STF deve julgar legalidade do auxílio-moradia em março

Benefício para magistrados é mantido por meio de liminar desde 2014

Por Laura Franco

Juiz Marcelo Bretas preferiu ficar longe de réus da Lava Jato
Dois juízes conhecidos por suas atuações na Operação Lava Jato se tornaram centro da discussão sobre o auxílio-moradia destinado aos magistrados. Sérgio Moro utiliza o benefício mesmo tendo casa própria em Curitiba, onde trabalha, e Marcelo Bretas, que é casado com uma juíza e recebe auxílio duplicado no Rio de Janeiro. Atualmente, cerca de 17 mil magistrados fazem uso do benefício, no valor de R$ 4.377,00.
O auxílio-moradia é concedido desde 2014 por uma liminar proferida pelo ministro do Supremo Tribunal Federal (STF) Luiz Fux. Na ocasião, Fux concedeu o benefício para qualquer juiz que não possua imóvel funcional pago pelo poder público. No caso do juiz Bretas, há proibição recomendada pelo Conselho Nacional de Justiça (CNJ), mas o casal de magistrados obteve a possibilidade de recebimento a partir de liminar judicial. A presidente do STF, ministra Cármen Lúcia, anunciou que a corte deve julgar em março a legalidade do auxílio. Até o julgamento, os magistrados devem seguir recebendo o benefício.
Para se defender dos ataques, Bretas se manifestou no Twitter, defendendo o uso do benefício. "Pois é, tenho esse 'estranho' hábito. Sempre que penso ter direito a algo, eu vou à Justiça e peço. Talvez devesse ficar chorando num canto ou pegar escondido ou à força. Mas, como tenho medo de merecer algum castigo, peço na Justiça o meu direito", divulgou. Já Moro afirmou que o auxílio compensa a falta de reajuste no salário dos magistrados, que não acontece desde janeiro de 2015.
Segundo o CNJ, a instituição não pode impedir o pagamento, uma vez que é um órgão administrativo. "Ao Conselho Nacional de Justiça cabe o controle da atuação administrativa e financeira do Poder Judiciário e o cumprimento dos deveres funcionais dos magistrados. Entretanto, não alcança a análise e consequente reforma de mérito da decisão judicial", informou.
O pagamento foi estabelecido através da Lei Orgânica da Magistratura, de 1979. Pelo texto, além do salário, magistrados têm esse direito "nas localidades em que não houver residência oficial à disposição". No entanto a Constituição Federal (CF) de 1988 traz outro dispositivo, incluído através da Emenda Constitucional 19, em 1998. Especialista em Direito Trabalhista, o advogado Aloísio Zimmer explica que a normativa fala em "subsídio único". "Existe a previsão de recebimento de subsídio, que não inclui esses pedacinhos, como seria o caso do auxílio-moradia", aponta.
Para o jurista, aí está o grande problema do auxílio: sua fragilidade jurídica. "Ele é sustentado exclusivamente por liminares, pelo artigo 65, inciso 2º da Lei Orgânica, que já ficou ultrapassado pela CF de 1988, e por recomendações do CNJ, e isso traz insegurança", avalia.
Já o vice-presidente administrativo da Associação de Juízes do Rio Grande do Sul (Ajuris), Orlando Faccini Neto, garante que há base legal, administrativa e em termos de decisão judicial, através das liminares concedidas. "Pode se dizer tudo sobre o auxílio-moradia, menos que ele vai contra a legislação", avalia.
Faccini explica também que houve uma razão antiga para o estabelecimento do auxílio-moradia, relacionada diretamente com o deslocamento constante desses magistrados. "A redação original previa o auxílio-moradia exceto para os juízes que vivessem na capital, isso foi alterado, e todos passaram a receber", aponta.
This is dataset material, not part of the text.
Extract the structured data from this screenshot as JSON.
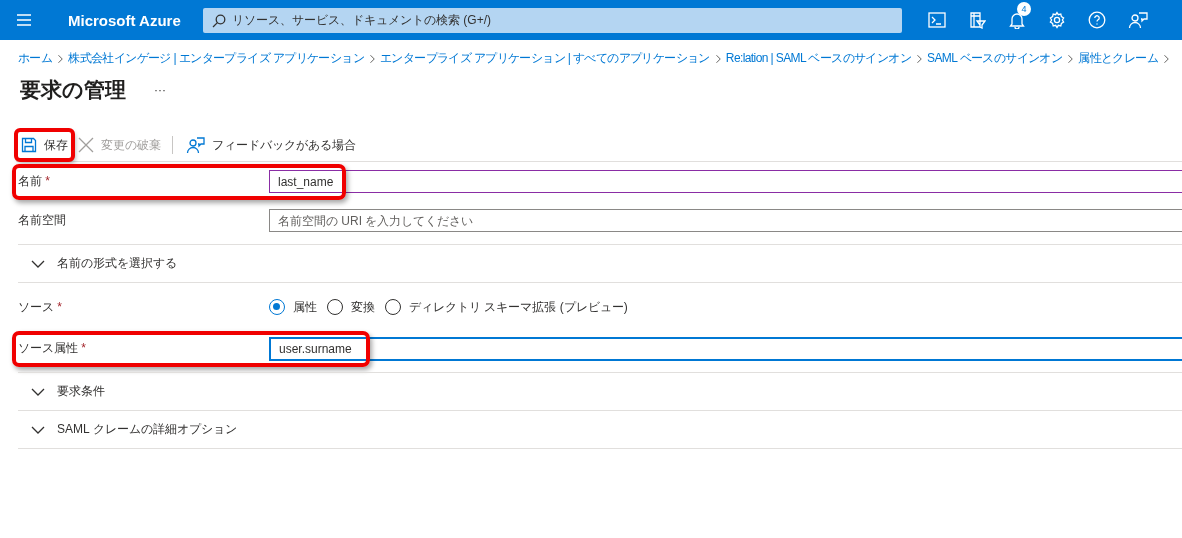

Benefício custou R$ 817 milhões em 2017

Um levantamento feito pela Consultoria de Orçamentos, Fiscalização e Controle do Senado mostrou que a União gastou aproximadamente R$ 817 milhões em 2017 com o pagamento do auxílio-moradia nos Três Poderes: Legislativo, Executivo e Judiciário. Os dados constam do site Siga Brasil, sistema de informações sobre orçamento público federal, e foram coletados em dezembro.
Para Zimmerman a remuneração dos magistrados deve ser proporcional às suas responsabilidades, e o valor final é "adequado e justo". No entanto o advogado lamenta que o valor final dependa de um auxílio-moradia "bastante discutível".
Sobre os clamores populares caracterizando o benefício como injusto, Faccini acredita que toda crítica é válida, desde que não se perceba o juiz como vilão. "É preciso refletir também a respeito de que tipos de juízes teremos, se queremos entregar decisões importantes nas mãos de magistrados que estarão efetivamente preocupados com sua remuneração", levanta.